I want to see music
July 27, 2011 9:13 AM   Subscribe

Is there any relatively agreed-upon audio visualization standard, or are all visualizations of audio just interpretations of the sounds?

When I was a kid, my dad had a stereo that included a little green line in a big glowing square. The line erupted into peaks and valleys in time with the music...with low tones showing up as activity on the left-hand side of the box, and high tones show up as activity on the right-hand side. The louder the tones, the higher the peak.

Was this just a gimmick on his stereo? Or did it--and other, similar types of audio visualization--depict something actually objective about the music that could be interpreted if you were only looking at the visualization and not hearing the sound it represents?

Is there any objective visualization of music apart from notation?
posted by jefficator to Media & Arts (5 answers total) 1 user marked this as a favorite
 
That was a spectrum analyzer. It's one of two standards. (The other is an oscilloscope trace.)

A lot of equalizers include spectrum analyzers, though they're usually displayed using lines of LEDs rather than using a display tube.
posted by Chocolate Pickle at 9:24 AM on July 27, 2011


Chocolate Pickle's got it, as far as standard visualizations go. I'd point out, though, that some less-sophisticated systems, usually looking something like this, have displays that resemble spectrum analyzers but actually just respond to overall volume — or, in the worst case, to nothing at all, simply displaying a random pattern. Something to keep in mind if you notice visualizations "in the wild" now.
posted by hatta at 9:37 AM on July 27, 2011


Film optical sound tracks are representations of sound that you can see.

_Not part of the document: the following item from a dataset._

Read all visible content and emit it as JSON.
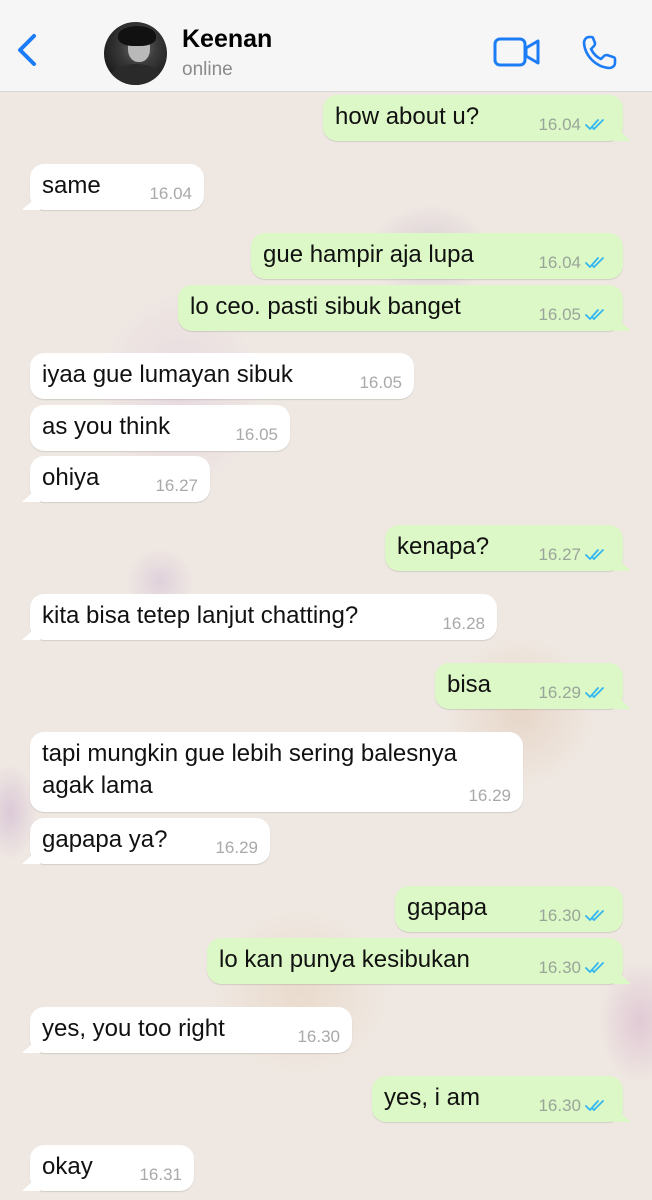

Those sounds might just be music and then you could see them. http://en.wikipedia.org/wiki/Sound-on-film
posted by bdc34 at 9:40 AM on July 27, 2011


A spectrum analyzer with enough resolution can have enough information to objectively represent the music exactly, i.e., you could in theory capture the output of the spectrum analyzer, do a reverse Fourier transform on it, and get the input signal back.
posted by zsazsa at 9:47 AM on July 27, 2011 [1 favorite]


Oh, and a spectrogram, which is essentially the output of a spectrum analyzer plotted along a time axis, has been used by some artists to hide pictures in their music.